Mas subi e não me apavorei. Cheguei no tal Bloco e o enfermeiro me disse que meu pai tinha acordado agitado e estava muito nervoso. E embora não pudessem entrar parentes ali, eu devia entrar e acalmá-lo. Vi meu pai ali no pós operatório mais enfraquecido que nunca.. Chorando, assustado, como um bebê. Pedindo pra ir embora. Ali testei minhas fortalezas.. Me auto afirmei. Fiquei firme, não mostrei fraqueza. Disse pra ele se acalmar, que tudo tinha dado certo e que estava tudo bem. E amaldiçoei a enfermeira que foi me chamar. Podia ter me dito que era APENAS meu pai que queria falar comigo. Não precisava daquele baita susto. Se bem que no fim foi bom..aquela distância entre o quarto e a UTI foi percorrida também por muitos pensamentos e indagações. No outro dia, início da noite, meu pai voltou para o quarto na Cidade dos Carequinhas. Cidade dos Carequinhas é o Hospital Santa Rita, especializado em Câncer da Santa Casa de Porto Alegre. Ainda está no hospital, quase duas semanas depois, mas agora está praticamente bom e aguardando o médico dar alta apenas. Ufa.
Muitas lições me foram dadas nestas duas semanas. Sou daqueles que acredita que, mesmo de algo assim, coisas boas vão surgir. Eu ao menos, sempre acabo enxergando outras histórias dentro da principal. E quase sempre, são recheadas de aprendizado e exemplos. Como o menino de vinte e três anos, carequinha típico de quimio, que entrou no elevador comigo e acabou meio que meu amigo de corredor de hospital. E me confidenciou :
- As pessoas tem medo ou ficam estranhas pra falar comigo por causa da doença, então não converso muito por aqui...- pensei em como o ser humano é cruel sem perceber..

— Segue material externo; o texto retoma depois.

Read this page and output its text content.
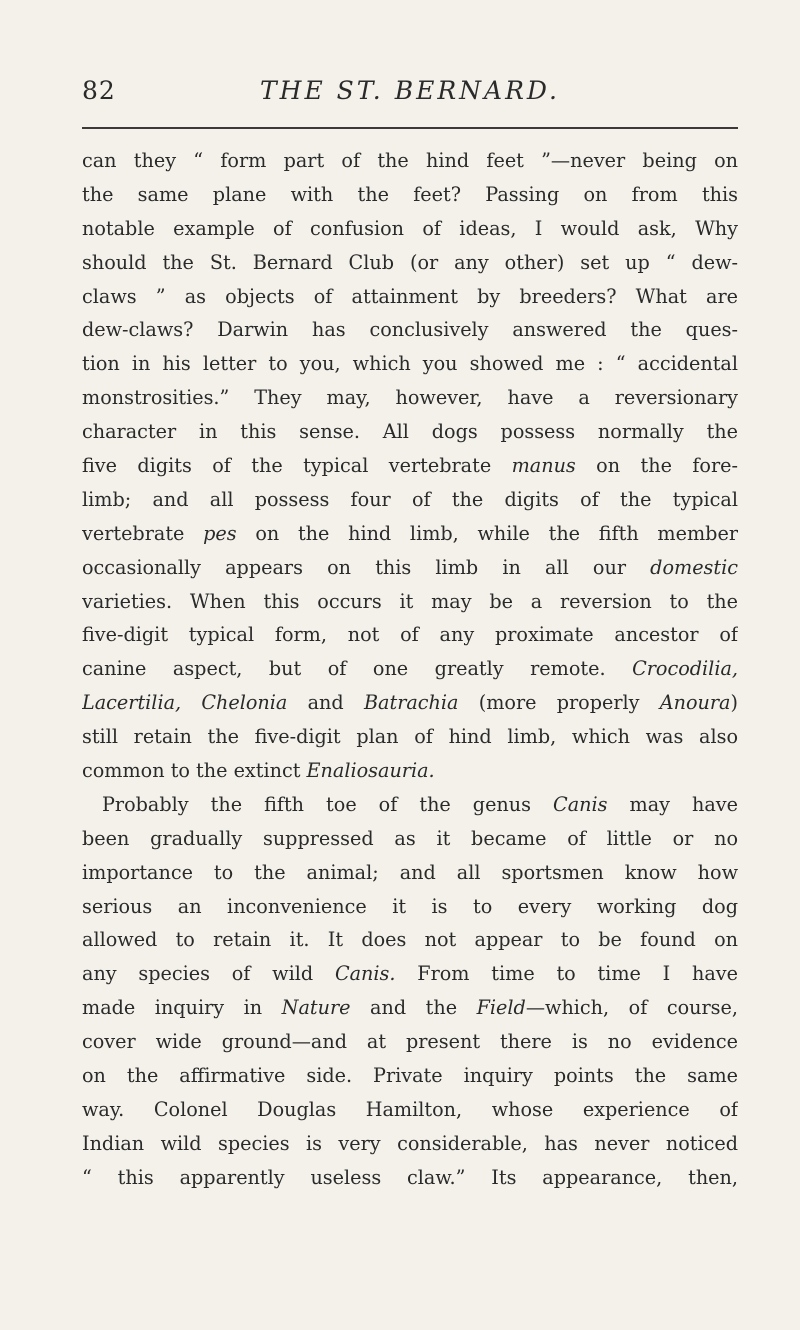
82	THE ST. BERNARD.
can they “ form part of the hind feet ”—never being on
the same plane with the feet? Passing on from this
notable example of confusion of ideas, I would ask, Why
should the St. Bernard Club (or any other) set up “ dew-
claws ” as objects of attainment by breeders? What are
dew-claws? Darwin has conclusively answered the ques-
tion in his letter to you, which you showed me : “ accidental
monstrosities.” They may, however, have a reversionary
character in this sense. All dogs possess normally the
five digits of the typical vertebrate manus on the fore-
limb; and all possess four of the digits of the typical
vertebrate pes on the hind limb, while the fifth member
occasionally appears on this limb in all our domestic
varieties. When this occurs it may be a reversion to the
five-digit typical form, not of any proximate ancestor of
canine aspect, but of one greatly remote. Crocodilia,
Lacertilia, Chelonia and Batrachia (more properly Anoura)
still retain the five-digit plan of hind limb, which was also
common to the extinct Enaliosauria.
Probably the fifth toe of the genus Canis may have
been gradually suppressed as it became of little or no
importance to the animal; and all sportsmen know how
serious an inconvenience it is to every working dog
allowed to retain it. It does not appear to be found on
any species of wild Canis. From time to time I have
made inquiry in Nature and the Field—which, of course,
cover wide ground—and at present there is no evidence
on the affirmative side. Private inquiry points the same
way. Colonel Douglas Hamilton, whose experience of
Indian wild species is very considerable, has never noticed
“ this apparently useless claw.” Its appearance, then,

Ou na mãe que vi sendo consolada por duas médicas, dizendo não aguentar mais ver a filhinha sofrendo – Ali só suspirei e engasguei...
Enfim, coisas que se vê em um lugar onde todos estão sem querer estar. Mas na real o importante é passar por essas coisas da maneira mais leve possível. E leveza sempre é possível, as vezes em doses gigantescas , as vezes em homeopáticas.
Saí melhor do que entrei nisso.
Como diria Mano Brown, filósofo da rua, até no lixão nasce flor..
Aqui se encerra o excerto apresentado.